A new Medicaid program call Fully Integrated Dual Advantage (FIDA) program is being offered to New York seniors. It provides many benefits but there is a catch….
My 97- year -old mother- in- law, Lillian has been receiving her medical care through original Medicare since she turned 65. It covers her doctor visits, lab tests, and prescription drugs. When she turned 90 she started to need assistance with dressing and eating. Since she has limited income and assets, she qualified to receive home care through a Managed Long Term Care Plan (MLTC), a private agency that is paid by Medicaid.
Lillian is one of approximately 800,000 New York State residents classified by the government as “Dual Eligibles,” that is individuals 65 years or older who receive both Medicare and Medicaid benefits. Beginning last month (January) New York City’s dual eligibles received letters from the State Department of Health introducing them to a new government health care program that can replace their current Medicare/Medicaid services. If one of your relatives received one, do not ignore it.
The new program, called a Fully Integrated Dual Advantage (FIDA) program offers a full spectrum of government health care services, including doctor and hospital visits, all prescription medicines, and home or nursing home care all through one provider. The program will roll out in April 2015. The letter claims FIDA will simplify medical care. One advantage of the new plan includes medical visits with no payment deductibles, no copayments, and no plan premiums Another advantage is the introduction of an Interdisciplinary Team (IDT) that will oversee the enrollee’s health care. The IDT will consist of the enrollee and a trusted friend or relative, the doctors, the home care aide and a FIDA plan care manager.
After this brief introduction to FIDA benefits, the letter asks all recipients if they would like to disenroll from their current Medicare/Medicaid plan and enroll in a FIDA plan. They have 90 days to decide. They will receive written periodic reminders: one 30 days after receiving the original announcement and one after 60 days. But there is a catch.
If a recipient does not respond in the indicated time period, the New York State Department of Health will assume the candidate wants to be in a FIDA plan and will “passively enroll” him in one of the 22 available plans. In other words, a candidate must actively respond to the inquiry and indicate that he prefers to remain in his current plan, (that is, opt out of a FIDA plan) or the government will assume he wants to enroll. The State will then arbitrarily assign him to a plan.
Although the new FIDA’s offer several benefits that could simplify care, there are some downsides to consider as well. One disadvantage is the limited provider network. In original Medicare, members can use any Medicare doctor registered in the United States. In FIDA plans, new enrollees are limited to doctors and other medical services in their program network. Another disadvantage is in drug coverage. New enrollees will be restricted to medications covered by their new plan. That means a person must check that their FIDA plan will cover his prescriptions or he will not receive them or must pay for them out of pocket.
A final disadvantage concerns secondary medical coverage. Many people who enroll in traditional Medicare have secondary coverage through an employee-sponsored, union-sponsored, or a Medigap program. Under FIDA the registrant will lose his secondary coverage. This might not impact the enrollee but could impact family members if they are covered as well.
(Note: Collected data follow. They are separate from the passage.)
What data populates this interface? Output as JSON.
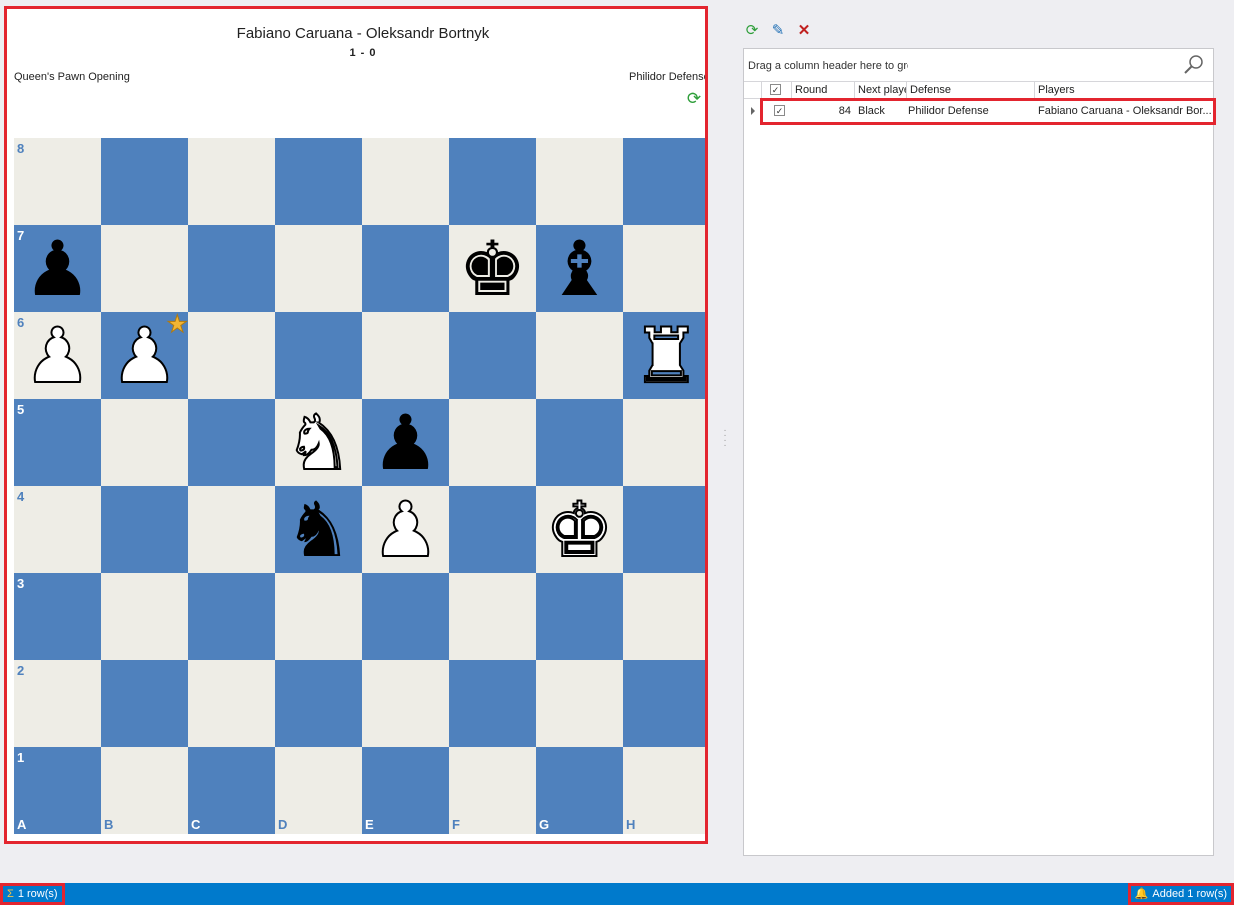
{
  "game": {
    "title": "Fabiano Caruana - Oleksandr Bortnyk",
    "result": "1 - 0",
    "opening": "Queen's Pawn Opening",
    "defense": "Philidor Defense"
  },
  "board": {
    "ranks": [
      "8",
      "7",
      "6",
      "5",
      "4",
      "3",
      "2",
      "1"
    ],
    "files": [
      "A",
      "B",
      "C",
      "D",
      "E",
      "F",
      "G",
      "H"
    ],
    "pieces": [
      {
        "square": "a7",
        "color": "black",
        "type": "pawn"
      },
      {
        "square": "f7",
        "color": "black",
        "type": "king"
      },
      {
        "square": "g7",
        "color": "black",
        "type": "bishop"
      },
      {
        "square": "a6",
        "color": "white",
        "type": "pawn"
      },
      {
        "square": "b6",
        "color": "white",
        "type": "pawn",
        "marker": "star"
      },
      {
        "square": "h6",
        "color": "white",
        "type": "rook"
      },
      {
        "square": "d5",
        "color": "white",
        "type": "knight"
      },
      {
        "square": "e5",
        "color": "black",
        "type": "pawn"
      },
      {
        "square": "d4",
        "color": "black",
        "type": "knight"
      },
      {
        "square": "e4",
        "color": "white",
        "type": "pawn"
      },
      {
        "square": "g4",
        "color": "white",
        "type": "king"
      }
    ]
  },
  "grid": {
    "group_hint": "Drag a column header here to group by that column",
    "columns": {
      "round": "Round",
      "next_player": "Next player",
      "defense": "Defense",
      "players": "Players"
    },
    "rows": [
      {
        "checked": true,
        "round": "84",
        "next_player": "Black",
        "defense": "Philidor Defense",
        "players": "Fabiano Caruana - Oleksandr Bor..."
      }
    ]
  },
  "status": {
    "row_count": "1 row(s)",
    "notification": "Added 1 row(s)"
  },
  "colors": {
    "light_square": "#eeede6",
    "dark_square": "#4f81bd",
    "highlight": "#e3252f",
    "status_bar": "#007acc"
  }
}
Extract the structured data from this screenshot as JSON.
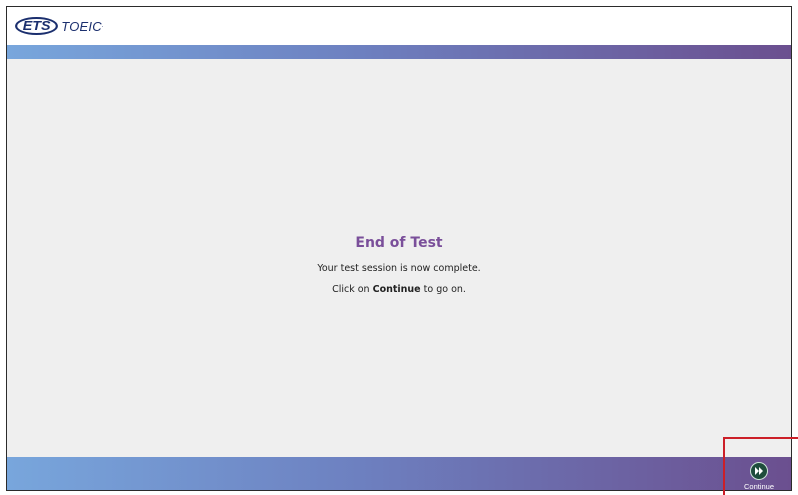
{
  "header": {
    "logo_ets": "ETS",
    "logo_toeic": "TOEIC",
    "logo_mark": "."
  },
  "main": {
    "title": "End of Test",
    "line1": "Your test session is now complete.",
    "line2_prefix": "Click on ",
    "line2_bold": "Continue",
    "line2_suffix": " to go on."
  },
  "footer": {
    "continue_label": "Continue",
    "continue_icon": "fast-forward-icon"
  },
  "colors": {
    "title": "#7a4f9a",
    "bar_start": "#78a6dc",
    "bar_end": "#6b4f8f",
    "continue_icon_bg": "#1e4d3c",
    "highlight": "#cc1f28"
  }
}
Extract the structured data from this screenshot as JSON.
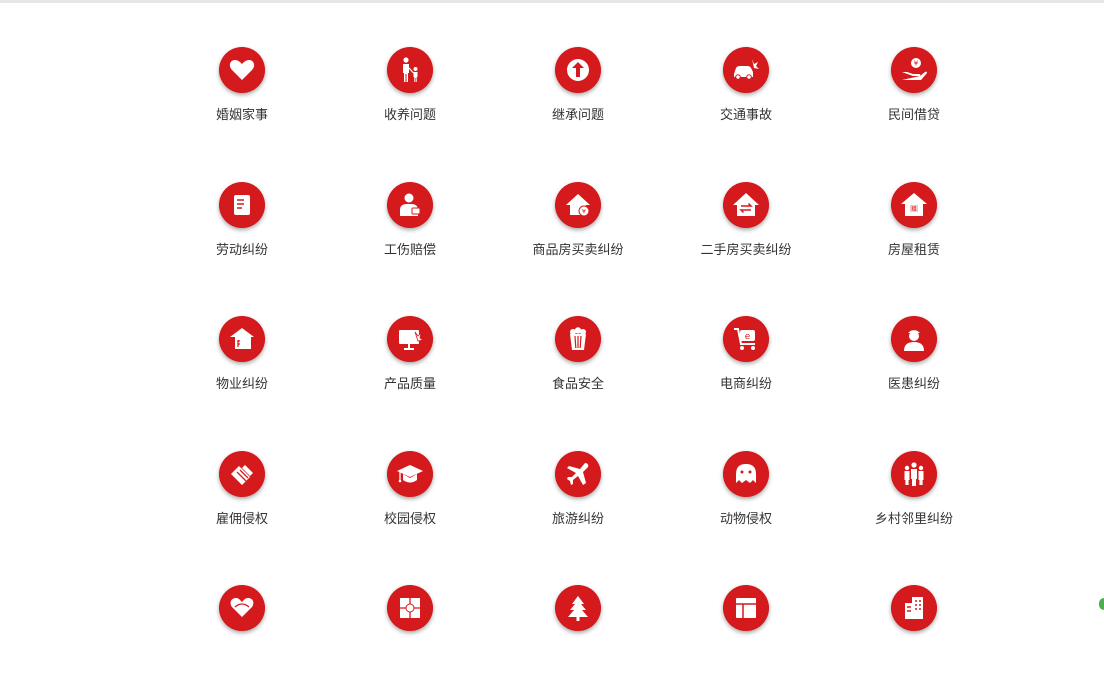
{
  "categories": [
    {
      "label": "婚姻家事",
      "icon": "heart-icon"
    },
    {
      "label": "收养问题",
      "icon": "parent-child-icon"
    },
    {
      "label": "继承问题",
      "icon": "arrow-up-icon"
    },
    {
      "label": "交通事故",
      "icon": "car-crash-icon"
    },
    {
      "label": "民间借贷",
      "icon": "hand-coin-icon"
    },
    {
      "label": "劳动纠纷",
      "icon": "document-icon"
    },
    {
      "label": "工伤赔偿",
      "icon": "injured-worker-icon"
    },
    {
      "label": "商品房买卖纠纷",
      "icon": "house-yuan-icon"
    },
    {
      "label": "二手房买卖纠纷",
      "icon": "house-exchange-icon"
    },
    {
      "label": "房屋租赁",
      "icon": "house-rent-icon"
    },
    {
      "label": "物业纠纷",
      "icon": "property-house-icon"
    },
    {
      "label": "产品质量",
      "icon": "monitor-icon"
    },
    {
      "label": "食品安全",
      "icon": "popcorn-icon"
    },
    {
      "label": "电商纠纷",
      "icon": "shopping-cart-e-icon"
    },
    {
      "label": "医患纠纷",
      "icon": "doctor-icon"
    },
    {
      "label": "雇佣侵权",
      "icon": "handshake-icon"
    },
    {
      "label": "校园侵权",
      "icon": "graduation-cap-icon"
    },
    {
      "label": "旅游纠纷",
      "icon": "airplane-icon"
    },
    {
      "label": "动物侵权",
      "icon": "animal-icon"
    },
    {
      "label": "乡村邻里纠纷",
      "icon": "people-group-icon"
    },
    {
      "label": "",
      "icon": "handshake-heart-icon"
    },
    {
      "label": "",
      "icon": "grid-sun-icon"
    },
    {
      "label": "",
      "icon": "tree-icon"
    },
    {
      "label": "",
      "icon": "window-icon"
    },
    {
      "label": "",
      "icon": "building-icon"
    }
  ],
  "colors": {
    "accent": "#d51a1d",
    "label_text": "#333333"
  }
}
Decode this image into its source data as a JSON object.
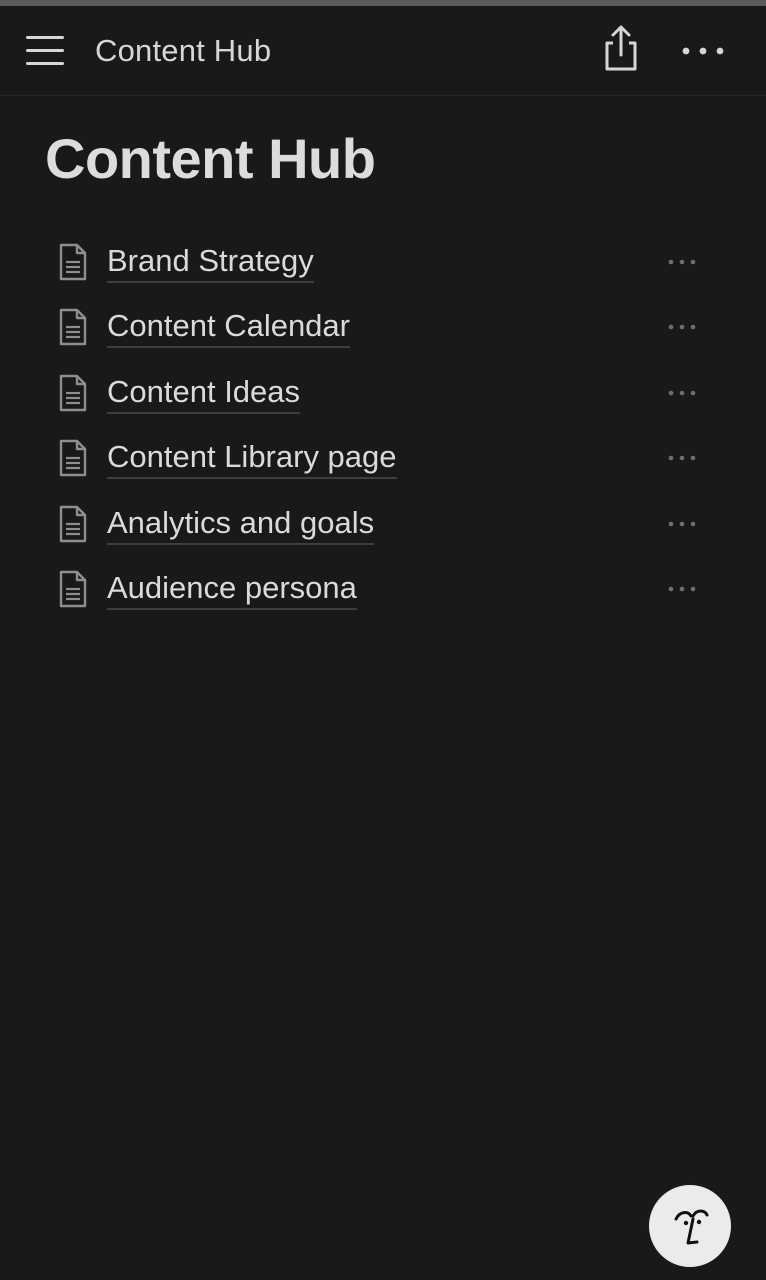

If this is the case the applicant should check his current policy to determine if this change will cause the family to lose their coverage.
If a dual eligible decides to enroll in a FIDA program, he still has time to make adjustments. An enrollee can continue to use his current providers for at least 90 days after enrollment or until a care assessment has been completed under the new plan. After the time period has expired, FIDA will no longer pay for the doctor unless she agrees to participate in the new plan.
On a positive note, enrollment in a FIDA plan is reversible. Anyone who enrolls in a FIDA plan, either passively or actively, can elect to leave and switch to another plan or return to the original if he is not satisfied with the service. Participants can disenroll at any time. However the change will not be immediate. A plan does not go into effect until the first of the following month, so at most a person would have to wait 30 days.
When my mother-in-law received her introductory letter, the whole family sat down and discussed the advantages and disadvantages. After much deliberation we decide that Lillian should remain in her current plan. Her current doctors know her and visit her at her home and she loves her home attendants. Why change a good thing? We called the phone number listed on the introductory letter and opted out of a FIDA plan.
We do not want to rock the boat. New programs are often welcome, and simplicity is often a good reason to change. FIDA might offer advantages for some Medicaid recipients who receive home care. But in our case, we worked hard to get Lillian a staff of trusted professionals and dependable services. We do not want to risk the unknown. We are happy with her current coverage.